La Grande-Bretagne crée à l’été 1915, 4 Special  Companies et en 1916 la Special Brigade. Cette  grande unité spécialisée est composée de 4 Special  Battalions à 4 compagnies (émissions de gaz), de  4 Special Companies équipées de mortiers, de  4 Special Sections équipées de lance-flammes, d’un  état-major et d’un dépôt.  Aux États-Unis, le War Department autorise le  15 août 1917 la création d’un Gas and Flame Regiment,  le 30th Engineer Regiment (Gas and Flame) qui devient  le 1st Gas Regiment le 13 juillet 1918. Six compagnies  sont créées en novembre et décembre 1917. Les deux  premières gagnent la France dès décembre 1917 et  les autres entre février et juin 1918. Six compagnies  supplémentaires sont créées en octobre 1918 mais ne  sont pas déployées.

Après une formation spécifique,  les soldats américains sont intégrés dans des unités  britanniques de la Special Brigade en position sur le  front afin de se familiariser avec les techniques et les  tactiques offensives. En gagnant la première ligne moins  de trois mois après la fin de leur montée en puissance  et six semaines après leur débarquement en France,  le 1st Battalion du 30th Engineers détient le record de  rapidité d’engagement de toutes les unités combattantes  de l’American Expeditionary Force.

 

Conclusion

Les services chimiques français ont su mettre en  oeuvre des vagues gazeuses dérivantes sans négliger le  développement de l’artillerie chimique. L’organisation  et les procédés français sont devenus de plus en plus  complexes et se sont progressivement différenciés  des méthodes allemandes ou britanniques.
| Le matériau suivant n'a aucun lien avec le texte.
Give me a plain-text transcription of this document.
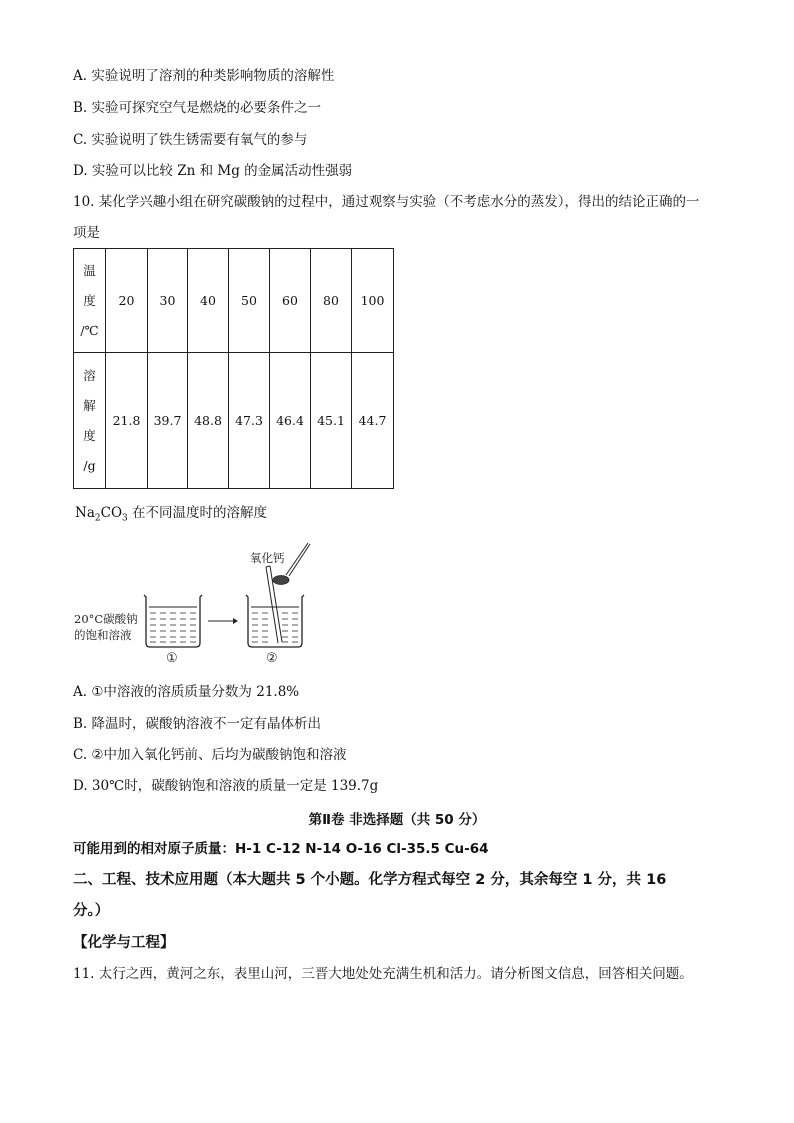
A. 实验说明了溶剂的种类影响物质的溶解性
B. 实验可探究空气是燃烧的必要条件之一
C. 实验说明了铁生锈需要有氧气的参与
D. 实验可以比较 Zn 和 Mg 的金属活动性强弱
10. 某化学兴趣小组在研究碳酸钠的过程中，通过观察与实验（不考虑水分的蒸发），得出的结论正确的一
项是
温
度
/℃	20	30	40	50	60	80	100

溶
解
度
/g	21.8	39.7	48.8	47.3	46.4	45.1	44.7
$Na_2CO_3$ 在不同温度时的溶解度
20°C碳酸钠
的饱和溶液
①
氧化钙
②
A. ①中溶液的溶质质量分数为 21.8%
B. 降温时，碳酸钠溶液不一定有晶体析出
C. ②中加入氧化钙前、后均为碳酸钠饱和溶液
D. 30℃时，碳酸钠饱和溶液的质量一定是 139.7g
第Ⅱ卷 非选择题（共 50 分）
可能用到的相对原子质量：H-1 C-12 N-14 O-16 Cl-35.5 Cu-64
二、工程、技术应用题（本大题共 5 个小题。化学方程式每空 2 分，其余每空 1 分，共 16
分。）
【化学与工程】
11. 太行之西，黄河之东，表里山河，三晋大地处处充满生机和活力。请分析图文信息，回答相关问题。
Même si  les compagnies Z n’ont pas réalisé l’effort majeur de  l’armée française en matière de guerre chimique, elles  n’en restent pas moins un exemple concret d’adaptation  réactive aux évolutions techniques et tactiques de la  guerre de position entre 1915 et 1917. Toutefois,  l’amélioration croissante des projectiles chimiques et  le retour à des combats plus mobiles vont marquer le  glas de ces unités spéciales qui disparaîtront rapidement  de l’ordre de bataille après l’Armistice de 1918.

L’auteur déclare n’avoir aucun conflit d’intérêt  avec les données présentées dans cet article. 

 

RÉFÉRENCES BIBLIOGRAPHIQUES

1. Lejaille A. http://www.guerredesgaz.fr/, consulté le 10 août 2015.

2. Service Historique de la Défense (Vincennes), journaux de  marches et opérations des compagnies Z : 26 N 1256, 26 N 1260  et 26 N 1261.

3. http://souterrains.vestiges.free.fr, consulté le 27 décembre 2007.

4. Lion O. Les États-Unis face au défi de la guerre chimique sur le front  occidental 1917-1918, mémoire de master II, Paris : École pratique  des hautes études, 2008.